Tim Peterson, PharmD, BCOP: Exactly. Second, they’re looking at safety and efficacy. That’s where we’re comparing these end points. We’re looking at our CR rates, we’re looking at our PFS [progression-free survival] for our rituximab patients. We’re looking at safety end points to see, is there a difference in any adverse event? When we think about trastuzumab, cardiomyopathy and things like that come into play, right? Similar rates were found for that too, right?
Adam M. Brufsky, MD, PhD: Because one would expect that you could argue, “Oh, it’s a higher flat dose. You get more cardiomyopathy.” No, I get it. It really wasn’t the case; it was the same.
Tim Peterson, PharmD, BCOP: Exactly, and to that point too, the recommendations for cardiomyopathy for trastuzumab subcutaneous are largely the same. Your baseline echocardiogram every 3 months during therapy, that kind of thing remains the same based on those data.
Adam M. Brufsky, MD, PhD: Are there any contraindications to subcutaneous dosing at all that you know of?
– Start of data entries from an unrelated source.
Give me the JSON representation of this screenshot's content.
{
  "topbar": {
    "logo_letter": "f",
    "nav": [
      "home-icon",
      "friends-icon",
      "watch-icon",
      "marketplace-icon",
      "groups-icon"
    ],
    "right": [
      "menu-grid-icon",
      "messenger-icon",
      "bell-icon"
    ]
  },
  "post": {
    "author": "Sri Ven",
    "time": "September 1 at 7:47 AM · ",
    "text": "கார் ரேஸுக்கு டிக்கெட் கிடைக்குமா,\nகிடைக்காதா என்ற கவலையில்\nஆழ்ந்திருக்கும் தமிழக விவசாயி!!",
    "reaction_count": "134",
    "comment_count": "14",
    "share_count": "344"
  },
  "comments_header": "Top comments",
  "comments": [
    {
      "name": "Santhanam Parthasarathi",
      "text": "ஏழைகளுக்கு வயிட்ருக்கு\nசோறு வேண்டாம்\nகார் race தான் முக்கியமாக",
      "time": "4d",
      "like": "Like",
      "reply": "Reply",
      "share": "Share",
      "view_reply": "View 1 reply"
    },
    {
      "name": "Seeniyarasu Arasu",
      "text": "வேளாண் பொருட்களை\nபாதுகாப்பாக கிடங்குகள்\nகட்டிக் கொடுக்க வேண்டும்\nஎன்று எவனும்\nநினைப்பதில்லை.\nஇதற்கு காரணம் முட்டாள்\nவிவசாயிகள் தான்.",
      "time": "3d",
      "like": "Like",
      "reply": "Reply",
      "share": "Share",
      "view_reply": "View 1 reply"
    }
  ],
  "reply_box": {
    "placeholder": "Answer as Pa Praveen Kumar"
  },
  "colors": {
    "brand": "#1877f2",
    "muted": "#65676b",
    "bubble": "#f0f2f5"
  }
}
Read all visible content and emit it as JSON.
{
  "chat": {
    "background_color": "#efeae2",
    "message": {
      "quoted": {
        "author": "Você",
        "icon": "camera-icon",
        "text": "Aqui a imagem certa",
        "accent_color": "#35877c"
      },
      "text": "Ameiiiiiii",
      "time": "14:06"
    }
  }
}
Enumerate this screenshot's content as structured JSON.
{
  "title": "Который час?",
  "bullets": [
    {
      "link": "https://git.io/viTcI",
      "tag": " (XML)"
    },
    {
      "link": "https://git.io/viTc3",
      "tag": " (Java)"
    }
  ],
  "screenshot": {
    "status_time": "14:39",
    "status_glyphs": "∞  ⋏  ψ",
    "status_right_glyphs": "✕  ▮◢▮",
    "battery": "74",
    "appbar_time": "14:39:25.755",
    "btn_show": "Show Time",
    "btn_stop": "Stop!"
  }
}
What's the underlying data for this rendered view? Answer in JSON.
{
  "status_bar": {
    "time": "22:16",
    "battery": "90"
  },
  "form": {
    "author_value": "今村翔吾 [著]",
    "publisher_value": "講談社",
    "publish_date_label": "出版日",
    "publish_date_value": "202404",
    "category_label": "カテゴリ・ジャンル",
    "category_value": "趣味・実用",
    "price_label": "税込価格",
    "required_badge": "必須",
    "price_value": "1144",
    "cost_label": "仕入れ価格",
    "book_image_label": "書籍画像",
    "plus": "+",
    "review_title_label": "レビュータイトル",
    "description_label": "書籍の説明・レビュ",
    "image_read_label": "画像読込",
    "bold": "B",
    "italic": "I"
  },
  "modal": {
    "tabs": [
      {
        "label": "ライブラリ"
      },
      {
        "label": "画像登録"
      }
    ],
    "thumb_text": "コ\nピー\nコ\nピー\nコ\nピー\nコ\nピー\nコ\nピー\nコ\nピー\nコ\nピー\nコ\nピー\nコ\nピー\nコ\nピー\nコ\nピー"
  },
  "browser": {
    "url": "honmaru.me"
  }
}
Matthew J. Matasar, MD: When we refer patients, the question is really, “Is there intact integument?” If people have chronic skin disease, that certainly can be a problem for patients who have some forms of B-cell lymphoma, for which you may just feel uncomfortable, frankly, in treating through the skin. But regarding the number of situations that have arisen clinically where I’ve said, “You know, I’m not comfortable giving you subcutaneous treatment on the basis of comorbidity or physiology,” I almost can’t think of such a case.
Adam M. Brufsky, MD, PhD: The one I would expect from my nurses is low platelets. If someone walks in the door with a platelet count of 25, I’m sure my nurses will say, “Dr Brufsky, you can’t do this. You never have.” This is really important to put online. I’d like people to know this, that it is not an issue.
Tim Peterson, PharmD, BCOP: That inquiry has definitely come up. I know that’s come up, and I’m sure that’s come to you from the treatment team, but that’s definitely not something that is a problem.
Adam M. Brufsky, MD, PhD: It’s reassuring to know you can do this with low platelets.
Matthew J. Matasar, MD: In my opinion there is no platelet count below which it is not safe to give subcutaneous rituximab.
Adam M. Brufsky, MD, PhD: And with lymphoma, there have been some pretty low platelets.
Matthew J. Matasar, MD: We see them low.
Adam M. Brufsky, MD, PhD: Right, exactly. OK, good, I got it.